Thursday, October 05, 2006

Will Wikipedia Mean the End Of Traditional Encyclopedias? -

An interesting give-and-take between Jimmy Wales, founder of Wikipedia and Dale Hoiberg, editor-in-chief of the Encyclopedia Britannica on the Wall Street Journal website—Will Wikipedia Mean the End Of Traditional Encyclopedias? - It is a fascinating give-and-take about the values of Wikipedia's open editing system versus Encyclopedia Britannica's closed system of editors and fact checkers.

In my mind, this is a battle between dead-wood publishing versus electronic publishing, even though Britannica is now available online. The difference between the two is that you need to pay to access Britannica's full source material while Wikipedia's content is totally free. People, especially kids in school want information rapidly and are not going to sit still for getting abbreviated content unless they can pay. Consider this course for e-commerce. Here is the free content from Encyclopedia Britannica and here is the content from Wikepedia.

The drawback with Encyclopedia Britannica's entry is that it provides only 75 of the full 683 word entry. You have to pay for anything more. There is a free trial, but then afterwards its $69.95 a year.

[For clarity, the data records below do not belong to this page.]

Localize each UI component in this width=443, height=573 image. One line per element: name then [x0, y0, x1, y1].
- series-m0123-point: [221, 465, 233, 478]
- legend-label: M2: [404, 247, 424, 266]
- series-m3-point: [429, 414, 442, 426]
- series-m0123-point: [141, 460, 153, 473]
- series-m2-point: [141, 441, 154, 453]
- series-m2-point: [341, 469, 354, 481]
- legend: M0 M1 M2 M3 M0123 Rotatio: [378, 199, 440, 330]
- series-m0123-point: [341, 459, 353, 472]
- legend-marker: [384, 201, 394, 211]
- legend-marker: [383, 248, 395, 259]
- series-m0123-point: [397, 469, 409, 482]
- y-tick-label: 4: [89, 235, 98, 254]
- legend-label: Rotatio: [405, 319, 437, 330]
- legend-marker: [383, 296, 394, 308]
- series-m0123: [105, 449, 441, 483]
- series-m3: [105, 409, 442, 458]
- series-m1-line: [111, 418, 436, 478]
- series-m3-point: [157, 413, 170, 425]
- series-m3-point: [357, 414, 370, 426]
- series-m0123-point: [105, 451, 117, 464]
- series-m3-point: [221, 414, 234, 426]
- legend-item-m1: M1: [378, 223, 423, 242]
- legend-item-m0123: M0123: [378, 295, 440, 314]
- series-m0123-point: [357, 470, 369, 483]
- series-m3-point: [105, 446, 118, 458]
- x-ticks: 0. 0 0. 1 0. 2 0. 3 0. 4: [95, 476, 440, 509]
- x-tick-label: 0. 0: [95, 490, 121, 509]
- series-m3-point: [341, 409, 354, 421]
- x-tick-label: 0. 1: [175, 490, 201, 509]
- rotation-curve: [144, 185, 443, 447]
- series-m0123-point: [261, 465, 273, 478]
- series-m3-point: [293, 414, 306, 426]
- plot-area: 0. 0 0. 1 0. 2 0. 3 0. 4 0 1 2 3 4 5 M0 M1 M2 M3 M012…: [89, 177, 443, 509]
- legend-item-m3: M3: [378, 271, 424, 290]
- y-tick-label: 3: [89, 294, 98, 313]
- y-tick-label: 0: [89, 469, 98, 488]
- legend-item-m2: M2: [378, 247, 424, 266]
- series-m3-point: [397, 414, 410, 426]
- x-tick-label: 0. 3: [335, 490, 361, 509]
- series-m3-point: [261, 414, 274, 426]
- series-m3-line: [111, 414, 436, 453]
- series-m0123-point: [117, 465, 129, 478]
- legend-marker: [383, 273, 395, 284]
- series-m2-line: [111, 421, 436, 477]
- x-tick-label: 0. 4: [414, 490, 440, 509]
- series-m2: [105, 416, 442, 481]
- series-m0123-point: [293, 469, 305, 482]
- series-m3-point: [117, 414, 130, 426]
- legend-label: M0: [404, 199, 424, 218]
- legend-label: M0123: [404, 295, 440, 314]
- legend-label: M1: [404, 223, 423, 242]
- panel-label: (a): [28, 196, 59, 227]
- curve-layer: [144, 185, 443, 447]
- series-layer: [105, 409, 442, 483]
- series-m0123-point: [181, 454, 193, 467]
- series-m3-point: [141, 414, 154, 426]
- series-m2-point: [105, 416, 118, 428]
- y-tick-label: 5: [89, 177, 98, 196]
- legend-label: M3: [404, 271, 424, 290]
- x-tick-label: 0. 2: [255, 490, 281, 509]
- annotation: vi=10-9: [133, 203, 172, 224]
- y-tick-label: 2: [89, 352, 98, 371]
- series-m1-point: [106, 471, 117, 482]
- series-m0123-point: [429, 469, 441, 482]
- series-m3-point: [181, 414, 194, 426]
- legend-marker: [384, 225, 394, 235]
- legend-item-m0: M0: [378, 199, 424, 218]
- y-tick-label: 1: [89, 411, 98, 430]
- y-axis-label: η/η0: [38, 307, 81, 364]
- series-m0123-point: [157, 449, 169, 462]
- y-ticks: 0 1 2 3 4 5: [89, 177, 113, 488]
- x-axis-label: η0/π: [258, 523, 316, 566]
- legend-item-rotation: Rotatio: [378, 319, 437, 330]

Wikipedia offers over 3,000 words but its drawback is that it does not offer any references or sources., but there are links to a host of related terms used within the document. And that is Hoiberg's chief charge against Wikipedia. Because it is open to anyone to edit, there is the threat of "vandalism" from purposely posting erroneous data.

My gut feeling is that the pay for information business model of the Encyclopedia Britannica is never going to survive. People will rely on the free Wikipedia more and more. And the key to using this data is to rely on the old consumer warning Caveat emptor.

Wednesday, October 04, 2006

Andrew Sullivan | The Daily Dish: Instant Messages

So Andrew Sullivan, in the wake of the Mark Foley scandal, wonders why people save their instant messages (Andrew Sullivan | The Daily Dish: Instant Messages). This is why my gut tells me that the Web 2.0 wonders (i.e., blogs, wikis, etc.) that are supposed to revolutionize learning in the corporate world, will not happen for at least another 20 years.

Wholesale adoption of these tools will not take place as long as the movers and shakers who hold the purse strings remain ignorant of technology. Sure they use computers, but they only know what needs to be known, for instance, send a memo via email, complete an online form, or create an Excel spreadsheet.

Everything else is pure mumbo-jumbo to them. Change will not occur until the current in-school generation that is growing up with the likes of You Tube and MySpace reach senior management positions will you see massive adoption of these tools.

Sunday, October 01, 2006

Podcasting to train

An interesting paper, titled Podcasting: Co-opting MP3 Players for Education and Training Purposes makes some interesting points about how podcasting can be implemented into the corporate training world. Yet, something about it nags at me. Yes, hearing a voice providing instruction is many times better than reading—although some would argue there are those who learn better by reading rather than listening—it is still somewhat impractical unless wedded to some other form of training.